Favorable terms were secured from General Urrea by Fannin, and the prisoners of war were marched back to Goliad and placed in the mission church—Fannin’s Fort Defiance. The wounded were brought in the next day and housed in the barracks; and several days later Ward and his men were thrust into the overcrowded church.

The prisoners were ill fed and badly treated. But when the first shock of their defeat had passed, they began to look forward eagerly to their release. They were told that they were to be placed at once on ships and sent to New Orleans, where they would be paroled and set at liberty.

On the Saturday evening after their capture, the sounds of gay laughter echoed from the time-stained walls of the chapel. The men sang “Home, Sweet Home,” to the music of a flute played by one of their number. Fannin talked of his wife and children far into the night.

The next day was Palm Sunday.

In the old days of the mission, the Indian converts were accustomed on Palm Sunday to walk up the aisles of the church bearing green branches in their hands, in memory of Christ’s entry into Jerusalem; and hymns of joy and praise mingled with the incense which arose from the altar.

At just the sunrise hour, when in those old times the converts came carrying their dewy sweet-smelling boughs from the forest, the prisoners were awakened by their guards and marched out of the church. They were formed into four divisions and hurried away under various pretences. Some were even told that they were starting home.

Three-quarters of a mile from the fort they were halted, drawn up in sections, and ordered to kneel.

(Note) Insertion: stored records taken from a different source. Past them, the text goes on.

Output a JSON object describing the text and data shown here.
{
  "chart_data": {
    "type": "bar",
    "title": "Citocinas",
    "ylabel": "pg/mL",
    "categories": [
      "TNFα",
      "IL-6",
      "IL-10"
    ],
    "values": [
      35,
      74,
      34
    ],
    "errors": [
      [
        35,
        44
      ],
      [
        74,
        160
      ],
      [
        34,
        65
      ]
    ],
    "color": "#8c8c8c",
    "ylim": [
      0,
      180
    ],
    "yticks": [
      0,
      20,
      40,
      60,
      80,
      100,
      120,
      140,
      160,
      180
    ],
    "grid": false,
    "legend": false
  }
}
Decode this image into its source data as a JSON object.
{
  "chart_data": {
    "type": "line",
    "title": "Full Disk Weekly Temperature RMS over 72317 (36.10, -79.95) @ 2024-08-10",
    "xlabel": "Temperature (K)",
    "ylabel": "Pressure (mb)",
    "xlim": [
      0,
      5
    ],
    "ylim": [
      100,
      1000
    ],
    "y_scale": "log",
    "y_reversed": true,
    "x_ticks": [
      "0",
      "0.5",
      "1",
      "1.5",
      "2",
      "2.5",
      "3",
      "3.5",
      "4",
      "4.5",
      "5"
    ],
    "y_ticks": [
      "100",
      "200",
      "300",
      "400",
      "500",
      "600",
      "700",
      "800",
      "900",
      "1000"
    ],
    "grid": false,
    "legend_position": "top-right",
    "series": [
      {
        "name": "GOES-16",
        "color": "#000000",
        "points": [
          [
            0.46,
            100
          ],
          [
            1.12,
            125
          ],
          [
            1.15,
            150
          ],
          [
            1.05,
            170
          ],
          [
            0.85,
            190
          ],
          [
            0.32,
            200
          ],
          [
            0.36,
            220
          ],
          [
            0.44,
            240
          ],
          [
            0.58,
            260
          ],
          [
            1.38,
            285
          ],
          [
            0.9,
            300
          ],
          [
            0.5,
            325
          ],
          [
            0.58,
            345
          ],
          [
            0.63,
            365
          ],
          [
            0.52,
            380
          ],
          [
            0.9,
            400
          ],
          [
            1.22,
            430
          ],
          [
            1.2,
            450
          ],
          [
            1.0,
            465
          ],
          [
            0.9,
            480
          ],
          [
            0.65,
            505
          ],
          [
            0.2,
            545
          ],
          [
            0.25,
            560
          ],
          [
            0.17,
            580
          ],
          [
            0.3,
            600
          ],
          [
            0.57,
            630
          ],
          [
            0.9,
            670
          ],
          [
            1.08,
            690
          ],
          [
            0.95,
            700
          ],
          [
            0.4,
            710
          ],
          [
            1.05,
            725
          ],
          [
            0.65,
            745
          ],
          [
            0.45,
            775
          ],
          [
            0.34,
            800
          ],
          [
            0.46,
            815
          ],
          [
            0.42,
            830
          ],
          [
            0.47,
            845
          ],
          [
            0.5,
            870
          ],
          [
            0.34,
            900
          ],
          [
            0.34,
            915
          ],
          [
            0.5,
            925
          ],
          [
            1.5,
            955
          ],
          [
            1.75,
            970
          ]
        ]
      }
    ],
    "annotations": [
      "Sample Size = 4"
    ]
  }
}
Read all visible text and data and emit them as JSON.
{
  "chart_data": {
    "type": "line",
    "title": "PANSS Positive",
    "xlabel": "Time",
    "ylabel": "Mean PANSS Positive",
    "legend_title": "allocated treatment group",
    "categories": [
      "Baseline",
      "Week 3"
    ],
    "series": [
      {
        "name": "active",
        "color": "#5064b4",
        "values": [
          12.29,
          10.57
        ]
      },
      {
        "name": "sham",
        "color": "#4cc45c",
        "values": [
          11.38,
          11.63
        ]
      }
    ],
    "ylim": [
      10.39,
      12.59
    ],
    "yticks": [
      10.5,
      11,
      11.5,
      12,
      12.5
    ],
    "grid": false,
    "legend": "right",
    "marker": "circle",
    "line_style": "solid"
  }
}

Everything had been so orderly, so natural, so swift, that only at the last moment did the men realize what was about to happen. “My God, boys,” cried a voice that echoed like a shot on the clear air, “they are going to kill us.”

The guns of the guards were already turned upon the prisoners. A deliberate discharge followed this despairing cry; another, and another, and a heap of writhing, bleeding bodies was all that remained of Fannin’s gallant band. A few escaped, struggling to their feet and fleeing to the swamp pursued by shots and curses. The surgeons and one or two others were saved by the kindness of Colonel Garay, a Mexican officer.[25] One of these, Dr. Shackelford, captain of the Red Rovers, heard the firing as he entered the tent of his preserver. He did not know that anything had gone wrong; but he trembled and turned pale, and well he might! For three of his young nephews and his own son were among the killed.

Señora Alvarez, a Mexican woman, concealed several prisoners until after the massacre, and afterward helped them to escape. It was her tears and entreaties which moved Colonel Garay to risk keeping the surgeons in his tent. While the butchery was going on, she stood in the plaza, with her black hair streaming over her shoulders; and with flashing eyes she denounced Santa Anna and called down the vengeance of heaven upon his head. When she learned that Dr. Shackelford’s son had been shot, she burst into tears and cried out, “Oh, if I had only known, I would have saved him.”

Her husband was one of Urrea’s officers, and her kindness to the Texan prisoners throughout the war ought never to be forgotten. “Her name,” writes one of the survivors of the massacre, “should be written in letters of gold.”